There has been increasing demand for building surveys from UK clients, indicating that more people are buying, probably to acquire before Brexit changes everything. Lifestyle change has been a significant factor for many nationalities, with many finding they prefer to change to their holiday home location for lockdown, instead of the big city. Also, that it makes sense in the long term as they can work just as effectively from home as they can from an office, with commuter time and stress being avoided. Families are registering their children in schools in the holiday home area, making the change even more permanent.

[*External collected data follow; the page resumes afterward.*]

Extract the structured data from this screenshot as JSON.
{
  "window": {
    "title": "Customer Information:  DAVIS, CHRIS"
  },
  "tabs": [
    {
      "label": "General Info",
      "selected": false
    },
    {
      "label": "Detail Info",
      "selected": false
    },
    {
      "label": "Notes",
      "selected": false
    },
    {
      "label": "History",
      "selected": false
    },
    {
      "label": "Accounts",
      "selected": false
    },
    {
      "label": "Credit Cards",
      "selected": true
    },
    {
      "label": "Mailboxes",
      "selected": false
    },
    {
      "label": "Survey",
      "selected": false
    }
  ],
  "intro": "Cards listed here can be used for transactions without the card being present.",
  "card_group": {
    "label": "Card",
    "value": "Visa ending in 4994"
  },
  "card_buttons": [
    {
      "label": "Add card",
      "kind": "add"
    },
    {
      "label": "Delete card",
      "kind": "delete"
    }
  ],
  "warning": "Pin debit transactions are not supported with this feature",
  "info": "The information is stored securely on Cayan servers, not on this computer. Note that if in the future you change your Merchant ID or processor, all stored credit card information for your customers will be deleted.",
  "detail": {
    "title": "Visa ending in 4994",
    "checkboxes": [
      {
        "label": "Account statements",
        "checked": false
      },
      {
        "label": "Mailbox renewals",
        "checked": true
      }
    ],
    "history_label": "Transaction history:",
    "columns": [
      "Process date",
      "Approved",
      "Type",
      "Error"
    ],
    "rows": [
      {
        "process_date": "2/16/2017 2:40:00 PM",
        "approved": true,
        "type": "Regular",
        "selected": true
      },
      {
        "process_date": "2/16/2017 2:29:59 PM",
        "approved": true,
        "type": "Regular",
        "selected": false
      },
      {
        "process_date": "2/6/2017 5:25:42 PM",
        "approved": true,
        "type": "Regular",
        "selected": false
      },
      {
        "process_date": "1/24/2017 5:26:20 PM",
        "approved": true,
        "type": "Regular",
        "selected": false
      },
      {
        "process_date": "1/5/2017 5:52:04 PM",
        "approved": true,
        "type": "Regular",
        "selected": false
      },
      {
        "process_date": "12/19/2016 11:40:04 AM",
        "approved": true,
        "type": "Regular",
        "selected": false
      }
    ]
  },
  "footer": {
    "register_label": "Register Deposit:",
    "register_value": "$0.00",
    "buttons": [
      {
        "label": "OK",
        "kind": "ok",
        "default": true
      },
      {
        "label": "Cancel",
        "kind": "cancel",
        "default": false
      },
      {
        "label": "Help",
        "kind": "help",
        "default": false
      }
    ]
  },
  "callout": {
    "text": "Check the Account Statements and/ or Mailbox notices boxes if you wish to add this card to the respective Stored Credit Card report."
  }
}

Next year is going to see the economic effects of the restrictions really hit, with countries unable to keep bailing out companies and individuals indefinitely. The Brexit effect on exchange rates, taxes, travel and bureaucratic inconveniences, will also make UK residents think twice, so its likely to be the hardest year.
However, overall it’s looking good long-term for the Costas, remembering that no matter how it happens, the Covid-19 restrictions should be a 2 or 3 year problem, with the world having to learn to live with it in the ‘new normal’.